The very important remarks of SVP regional head Brendan Delaney on absent fathers again highlight the importance of children having both their mother and their father. Why are they absent? In some cases it is because the father wants nothing to do with his children. In other cases the mother doesn’t want him to have anything to do with them. In other cases still, social support agencies actively discourage fathers from having a proper relationship with their children.
This last category was highlighted by a report published in 2004 called ‘Strengthening Families Through Fathers’. It was carried out by by Professor Harry Ferguson, of the University of the West of England, and Mr Fergus Hogan, of Waterford Institute of Technology, on behalf of the Family Support Agency. It studied vulnerable fathers and their relationship with family support services.
The report was scathing about the social welfare system in terms of its interaction with fathers. It found “that the overall orientation of welfare systems to exclude men is so powerful that even in cases of inclusive practice clear evidence emerged of men’s exclusion.”
It recommended an overhaul of the family law and social welfare systems to make them more father-friendly.
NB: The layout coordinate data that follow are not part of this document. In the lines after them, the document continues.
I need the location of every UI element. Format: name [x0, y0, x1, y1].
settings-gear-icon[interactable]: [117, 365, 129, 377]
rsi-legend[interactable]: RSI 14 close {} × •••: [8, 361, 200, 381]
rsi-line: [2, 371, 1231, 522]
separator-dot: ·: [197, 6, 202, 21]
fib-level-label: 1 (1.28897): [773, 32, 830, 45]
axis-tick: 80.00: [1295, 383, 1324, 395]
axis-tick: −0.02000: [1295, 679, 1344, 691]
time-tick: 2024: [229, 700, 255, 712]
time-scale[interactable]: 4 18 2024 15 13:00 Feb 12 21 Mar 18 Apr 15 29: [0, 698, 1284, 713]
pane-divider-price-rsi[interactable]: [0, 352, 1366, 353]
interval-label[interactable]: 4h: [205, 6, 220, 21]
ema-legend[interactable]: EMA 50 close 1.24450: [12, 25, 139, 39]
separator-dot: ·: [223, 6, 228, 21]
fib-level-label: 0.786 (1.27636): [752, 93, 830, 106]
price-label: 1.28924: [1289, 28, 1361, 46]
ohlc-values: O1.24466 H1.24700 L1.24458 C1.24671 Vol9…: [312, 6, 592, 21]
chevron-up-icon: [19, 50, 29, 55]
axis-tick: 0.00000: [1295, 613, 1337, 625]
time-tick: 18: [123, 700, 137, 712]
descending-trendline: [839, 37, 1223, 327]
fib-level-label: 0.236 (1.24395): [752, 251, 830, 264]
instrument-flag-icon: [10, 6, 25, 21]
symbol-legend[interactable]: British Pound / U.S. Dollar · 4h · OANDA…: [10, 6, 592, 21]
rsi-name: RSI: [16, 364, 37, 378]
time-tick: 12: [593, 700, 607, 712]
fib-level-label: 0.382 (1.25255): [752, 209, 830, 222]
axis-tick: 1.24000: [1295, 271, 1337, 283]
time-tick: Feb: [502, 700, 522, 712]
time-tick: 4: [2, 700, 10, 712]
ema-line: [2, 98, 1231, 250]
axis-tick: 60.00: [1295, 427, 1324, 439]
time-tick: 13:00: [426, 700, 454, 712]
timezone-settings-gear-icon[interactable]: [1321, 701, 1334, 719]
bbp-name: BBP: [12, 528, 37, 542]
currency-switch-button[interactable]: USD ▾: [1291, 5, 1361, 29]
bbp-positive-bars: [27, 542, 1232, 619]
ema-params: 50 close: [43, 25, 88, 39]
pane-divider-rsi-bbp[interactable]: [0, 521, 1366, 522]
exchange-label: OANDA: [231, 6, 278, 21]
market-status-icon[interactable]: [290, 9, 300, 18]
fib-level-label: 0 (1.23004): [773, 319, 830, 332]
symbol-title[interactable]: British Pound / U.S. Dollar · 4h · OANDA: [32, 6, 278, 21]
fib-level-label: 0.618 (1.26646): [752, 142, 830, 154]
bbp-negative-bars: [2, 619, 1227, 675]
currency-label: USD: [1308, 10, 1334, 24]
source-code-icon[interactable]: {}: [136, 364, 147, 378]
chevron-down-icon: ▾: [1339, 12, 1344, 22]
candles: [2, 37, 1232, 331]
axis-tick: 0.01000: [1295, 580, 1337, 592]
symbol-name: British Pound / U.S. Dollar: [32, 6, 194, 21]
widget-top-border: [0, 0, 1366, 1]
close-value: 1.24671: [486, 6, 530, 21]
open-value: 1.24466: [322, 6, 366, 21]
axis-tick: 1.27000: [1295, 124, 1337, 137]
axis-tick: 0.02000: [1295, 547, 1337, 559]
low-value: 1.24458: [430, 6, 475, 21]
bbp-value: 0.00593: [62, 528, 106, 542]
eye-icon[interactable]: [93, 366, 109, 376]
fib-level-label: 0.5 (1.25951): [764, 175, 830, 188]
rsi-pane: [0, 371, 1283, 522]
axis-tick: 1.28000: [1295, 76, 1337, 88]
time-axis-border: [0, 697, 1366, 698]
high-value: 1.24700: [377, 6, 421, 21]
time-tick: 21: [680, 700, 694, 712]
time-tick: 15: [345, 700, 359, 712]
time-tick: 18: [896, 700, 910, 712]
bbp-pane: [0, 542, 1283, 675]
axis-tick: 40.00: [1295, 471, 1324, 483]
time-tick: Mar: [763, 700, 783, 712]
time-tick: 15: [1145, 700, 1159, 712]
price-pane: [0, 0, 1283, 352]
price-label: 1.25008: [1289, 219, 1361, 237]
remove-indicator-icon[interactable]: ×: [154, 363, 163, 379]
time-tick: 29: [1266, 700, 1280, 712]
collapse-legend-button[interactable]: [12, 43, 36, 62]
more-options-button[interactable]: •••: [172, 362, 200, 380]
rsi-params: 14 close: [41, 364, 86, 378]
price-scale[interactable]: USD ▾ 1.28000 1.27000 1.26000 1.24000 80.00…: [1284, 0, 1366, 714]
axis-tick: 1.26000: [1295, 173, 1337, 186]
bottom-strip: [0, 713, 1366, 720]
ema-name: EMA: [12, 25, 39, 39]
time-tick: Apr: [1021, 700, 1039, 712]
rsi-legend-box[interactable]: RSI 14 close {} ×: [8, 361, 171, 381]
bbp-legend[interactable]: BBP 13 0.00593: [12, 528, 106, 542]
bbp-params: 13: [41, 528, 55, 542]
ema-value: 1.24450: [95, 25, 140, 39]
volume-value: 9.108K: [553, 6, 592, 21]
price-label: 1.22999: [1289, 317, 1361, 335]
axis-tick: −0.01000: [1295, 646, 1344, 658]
It found them to be biased against the inclusion of men in family support and assessment work. In other words, when social services went to assist a family they did not see fathers as part of the solution even when the fathers wished to become involved.
The study, in which 24 men, 10 mothers and 11 children were interviewed, found that the system leaves many men feeling excluded, even though they expressed a desire to have a role in their children’s lives.
It found that fathers were extremely frustrated and angry at the way support agencies overlooked them, and that some social workers held negative attitudes towards fathers. Some social workers were reported as saying that men were difficult or dangerous, that there was enough work to be done with the mothers and that there needed to be obvious benefits to working with men.
The report said that “The dynamics of such exclusion took many forms, the most common and powerful of which was a view of men as dangerous, non-nurturing beings.”
According to the study, social workers generally expected mothers to carry the load, “leaving the potential resource fathers have to offer largely untapped”.
The above indicates that the problem of absent fathers, while very real and very tragic, has multiple causes and all of them need to be considered in any analysis of the problem.